Health data accord ending

InteliHealth parent, Aetna, buys Hopkins stake in Web site


March 30, 2000|By M. William Salganik | M. William Salganik,SUN STAFF

Johns Hopkins and InteliHealth announced yesterday that they are ending their 4-year-old partnership to provide consumer health information on the Internet.

InteliHealth's parent, Aetna U.S. Healthcare, said it has acquired Hopkins' minority interest in InteliHealth. Terms were not disclosed.

"E-health has changed, and the business opportunities have changed," said Steve Libowitz, director of the office of consumer health information at Hopkins. "We felt we were going in different directions, from a business standpoint."

Since 1996, Hopkins faculty, from the schools of medicine, nursing and public health have been providing information and reviewing material written by InteliHealth. InteliHealth maintains its own World Wide Web site and also sells content to other sites.

Jill Griffiths, a spokeswoman for Aetna U.S. Healthcare, said the managed care insurer wanted to "move to a broader Internet strategy" and "put the Internet at the center of all our business transactions."

Libowitz said of Aetna's plans, "It's not what InteliHealth was at the beginning, and it's not what Hopkins wanted to do."

Both said they are seeking other partners for Internet ventures.

"Hopkins is planning to stay in the online consumer health business as a content provider," said Libowitz, adding that Hopkins is considering different business models and potential partners.

He said Hopkins would announce its plans "as promptly as the right opportunity presents itself."

InteliHealth has been part of Hopkins' efforts to market health information to consumers. Libowitz said his office also prepared the 1,700-page "Johns Hopkins Family Health Book" and a series of mass market paperbacks, including volumes about arthritis, high blood pressure, back pain and allergies.

InteliHealth said in a statement that it expected to announce a deal soon with "one of the nation's leading academic medical institutions, which would anchor expanded medical content on the InteliHealth Web site."

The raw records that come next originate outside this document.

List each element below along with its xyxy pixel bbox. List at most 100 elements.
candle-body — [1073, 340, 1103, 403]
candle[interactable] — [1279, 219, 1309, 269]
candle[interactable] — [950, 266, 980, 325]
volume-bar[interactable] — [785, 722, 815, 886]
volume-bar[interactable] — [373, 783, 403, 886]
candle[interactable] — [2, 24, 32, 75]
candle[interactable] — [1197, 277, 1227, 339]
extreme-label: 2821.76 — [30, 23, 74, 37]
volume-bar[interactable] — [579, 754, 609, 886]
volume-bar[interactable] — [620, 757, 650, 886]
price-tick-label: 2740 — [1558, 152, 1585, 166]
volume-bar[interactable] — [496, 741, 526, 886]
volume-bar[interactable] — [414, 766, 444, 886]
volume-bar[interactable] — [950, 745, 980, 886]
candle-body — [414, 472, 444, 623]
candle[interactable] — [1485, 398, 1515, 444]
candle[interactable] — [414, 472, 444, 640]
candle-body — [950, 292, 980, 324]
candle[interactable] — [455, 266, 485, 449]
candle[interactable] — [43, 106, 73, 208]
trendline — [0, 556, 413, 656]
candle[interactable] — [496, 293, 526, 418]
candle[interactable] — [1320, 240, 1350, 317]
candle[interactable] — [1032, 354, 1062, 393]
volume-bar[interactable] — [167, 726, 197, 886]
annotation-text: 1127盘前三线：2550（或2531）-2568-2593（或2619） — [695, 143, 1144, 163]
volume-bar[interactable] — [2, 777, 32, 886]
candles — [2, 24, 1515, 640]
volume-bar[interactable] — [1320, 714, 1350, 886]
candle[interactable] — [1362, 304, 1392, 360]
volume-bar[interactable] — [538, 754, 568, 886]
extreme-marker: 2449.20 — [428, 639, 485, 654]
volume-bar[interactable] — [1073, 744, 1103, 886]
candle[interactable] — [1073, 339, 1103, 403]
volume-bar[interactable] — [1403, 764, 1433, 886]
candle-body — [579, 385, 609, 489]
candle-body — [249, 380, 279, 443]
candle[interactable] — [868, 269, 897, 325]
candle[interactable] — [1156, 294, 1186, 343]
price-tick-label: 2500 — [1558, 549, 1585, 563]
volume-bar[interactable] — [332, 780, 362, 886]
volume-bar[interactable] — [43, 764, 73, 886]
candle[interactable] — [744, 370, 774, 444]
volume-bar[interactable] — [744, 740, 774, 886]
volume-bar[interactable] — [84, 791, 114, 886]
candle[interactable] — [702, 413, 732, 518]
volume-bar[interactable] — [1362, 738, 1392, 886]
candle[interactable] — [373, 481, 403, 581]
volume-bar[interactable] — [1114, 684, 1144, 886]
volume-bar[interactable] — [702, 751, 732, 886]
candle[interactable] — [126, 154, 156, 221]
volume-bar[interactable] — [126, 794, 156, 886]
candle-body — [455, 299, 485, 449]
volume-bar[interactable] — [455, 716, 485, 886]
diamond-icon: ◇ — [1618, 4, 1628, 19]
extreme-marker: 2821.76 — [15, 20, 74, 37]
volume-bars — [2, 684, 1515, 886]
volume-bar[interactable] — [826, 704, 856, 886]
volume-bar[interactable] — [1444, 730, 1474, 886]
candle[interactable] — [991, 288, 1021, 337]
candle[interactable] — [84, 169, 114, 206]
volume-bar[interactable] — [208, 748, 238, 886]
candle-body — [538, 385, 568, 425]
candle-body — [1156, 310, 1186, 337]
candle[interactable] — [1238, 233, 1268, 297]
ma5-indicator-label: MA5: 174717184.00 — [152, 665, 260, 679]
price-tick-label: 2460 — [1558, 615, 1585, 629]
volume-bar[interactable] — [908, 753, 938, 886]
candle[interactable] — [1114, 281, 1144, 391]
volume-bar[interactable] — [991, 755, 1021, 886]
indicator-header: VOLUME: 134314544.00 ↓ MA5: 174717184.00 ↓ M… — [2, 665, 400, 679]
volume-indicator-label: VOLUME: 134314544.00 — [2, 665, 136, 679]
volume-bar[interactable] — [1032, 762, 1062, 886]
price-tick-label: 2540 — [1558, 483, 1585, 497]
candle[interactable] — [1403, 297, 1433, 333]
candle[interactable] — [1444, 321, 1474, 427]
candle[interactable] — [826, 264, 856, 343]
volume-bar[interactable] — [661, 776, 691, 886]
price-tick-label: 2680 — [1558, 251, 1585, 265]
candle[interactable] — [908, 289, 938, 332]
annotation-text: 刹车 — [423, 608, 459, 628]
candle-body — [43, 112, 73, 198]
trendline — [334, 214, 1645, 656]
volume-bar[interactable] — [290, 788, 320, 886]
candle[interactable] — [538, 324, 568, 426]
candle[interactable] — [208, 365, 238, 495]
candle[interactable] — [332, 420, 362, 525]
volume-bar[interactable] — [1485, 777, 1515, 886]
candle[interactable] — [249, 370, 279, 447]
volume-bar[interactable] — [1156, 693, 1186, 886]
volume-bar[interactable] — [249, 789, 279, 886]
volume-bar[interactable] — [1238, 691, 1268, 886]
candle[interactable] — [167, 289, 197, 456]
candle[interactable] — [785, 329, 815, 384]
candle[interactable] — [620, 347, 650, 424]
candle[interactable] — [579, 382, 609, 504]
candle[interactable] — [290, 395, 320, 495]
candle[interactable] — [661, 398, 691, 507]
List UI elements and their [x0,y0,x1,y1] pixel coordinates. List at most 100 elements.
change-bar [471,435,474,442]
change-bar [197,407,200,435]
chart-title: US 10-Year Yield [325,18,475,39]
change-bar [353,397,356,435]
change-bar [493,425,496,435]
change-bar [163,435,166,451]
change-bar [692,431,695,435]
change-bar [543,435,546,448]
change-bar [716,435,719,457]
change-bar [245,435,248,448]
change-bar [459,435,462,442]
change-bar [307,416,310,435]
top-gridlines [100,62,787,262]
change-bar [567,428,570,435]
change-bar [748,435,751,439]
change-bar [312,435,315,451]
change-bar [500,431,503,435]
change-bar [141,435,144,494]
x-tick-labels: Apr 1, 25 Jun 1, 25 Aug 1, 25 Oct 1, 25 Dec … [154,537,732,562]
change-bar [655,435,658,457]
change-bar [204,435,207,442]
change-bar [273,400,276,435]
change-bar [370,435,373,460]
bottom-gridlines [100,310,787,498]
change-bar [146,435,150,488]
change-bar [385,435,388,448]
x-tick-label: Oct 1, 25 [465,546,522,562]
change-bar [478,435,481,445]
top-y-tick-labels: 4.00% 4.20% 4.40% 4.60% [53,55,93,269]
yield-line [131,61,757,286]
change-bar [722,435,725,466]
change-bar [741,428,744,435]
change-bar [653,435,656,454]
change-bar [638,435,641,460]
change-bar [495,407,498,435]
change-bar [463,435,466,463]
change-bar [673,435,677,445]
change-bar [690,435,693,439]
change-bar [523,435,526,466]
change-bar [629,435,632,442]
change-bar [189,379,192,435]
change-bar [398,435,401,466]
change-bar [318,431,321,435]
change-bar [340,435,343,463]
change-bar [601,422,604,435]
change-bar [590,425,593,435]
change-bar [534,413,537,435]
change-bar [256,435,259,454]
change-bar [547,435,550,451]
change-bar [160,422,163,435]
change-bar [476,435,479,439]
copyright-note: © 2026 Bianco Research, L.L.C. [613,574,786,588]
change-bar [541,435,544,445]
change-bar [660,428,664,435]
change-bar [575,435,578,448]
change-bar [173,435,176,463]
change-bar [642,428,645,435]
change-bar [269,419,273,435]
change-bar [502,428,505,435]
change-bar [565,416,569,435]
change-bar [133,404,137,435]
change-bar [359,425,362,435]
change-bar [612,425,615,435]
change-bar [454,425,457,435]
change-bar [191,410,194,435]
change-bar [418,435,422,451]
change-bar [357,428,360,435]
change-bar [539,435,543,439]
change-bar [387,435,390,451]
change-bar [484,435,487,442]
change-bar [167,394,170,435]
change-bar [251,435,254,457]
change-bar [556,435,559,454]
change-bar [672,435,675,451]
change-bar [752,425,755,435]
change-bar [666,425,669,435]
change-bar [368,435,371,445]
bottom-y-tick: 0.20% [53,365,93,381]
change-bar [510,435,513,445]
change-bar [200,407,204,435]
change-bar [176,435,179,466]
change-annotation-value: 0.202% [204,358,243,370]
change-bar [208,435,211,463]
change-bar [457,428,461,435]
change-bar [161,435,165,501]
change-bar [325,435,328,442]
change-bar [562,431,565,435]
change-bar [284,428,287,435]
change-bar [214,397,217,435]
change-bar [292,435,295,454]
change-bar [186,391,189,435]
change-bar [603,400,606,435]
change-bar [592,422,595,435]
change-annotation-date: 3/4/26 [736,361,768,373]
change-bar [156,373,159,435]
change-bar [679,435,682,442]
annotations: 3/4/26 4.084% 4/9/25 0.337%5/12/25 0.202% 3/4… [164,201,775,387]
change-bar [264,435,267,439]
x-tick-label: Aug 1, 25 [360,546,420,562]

Kenneth Abramowitz, a health care analyst with Sanford C. Bernstein, said the split could be related to Aetna's interest in spinning off InteliHealth as a separate company. Or, he said, "Aetna might want to invest more and make it a bigger company." Hopkins did not put up cash for its share in InteliHealth; it received the share in exchange for "intellectual capital."

Dr. William R. Hersh, chief of medical informatics at Oregon Health Sciences University, said a number of Web sites, including InteliHealth, have been providing health information free to consumers, hoping to make money from advertising or other services. Few, if any, have been profitable, he said, and, "It's not clear that model is sustainable in the long run."

At the same time, Hersh said, some insurers seem interested in combining health information with services for subscribers, such as access to medical records. He said HMOs may feel this is a way to attract younger, healthier members since "people who are older and sicker are less likely to be surfing the Web."

Under the arrangement, Hopkins and InteliHealth will retain the right to the words they have jointly developed -- 2 million to 3 million of them, on thousands of Web pages, according to Libowitz.

However, at the end of this week, the familiar Hopkins dome logo will come off the InteliHealth site. Libowitz said there would be further "stages of debranding" through July, with bylines and Hopkins identifications being removed.

Shares in Aetna Inc., parent of Aetna U.S. Healthcare, dropped $2.25, closing at $53.50.

Abramowitz said the loss was not related to the InteliHealth-Hopkins split, or to a shareholder suit challenging Aetna's recent rejection of a $10 billion takeover offer from Wellpoint Health Networks and ING Groep NV.

"The stock market is still bearish on managed care because consumers are not enamored with managed care companies," Abramowitz said.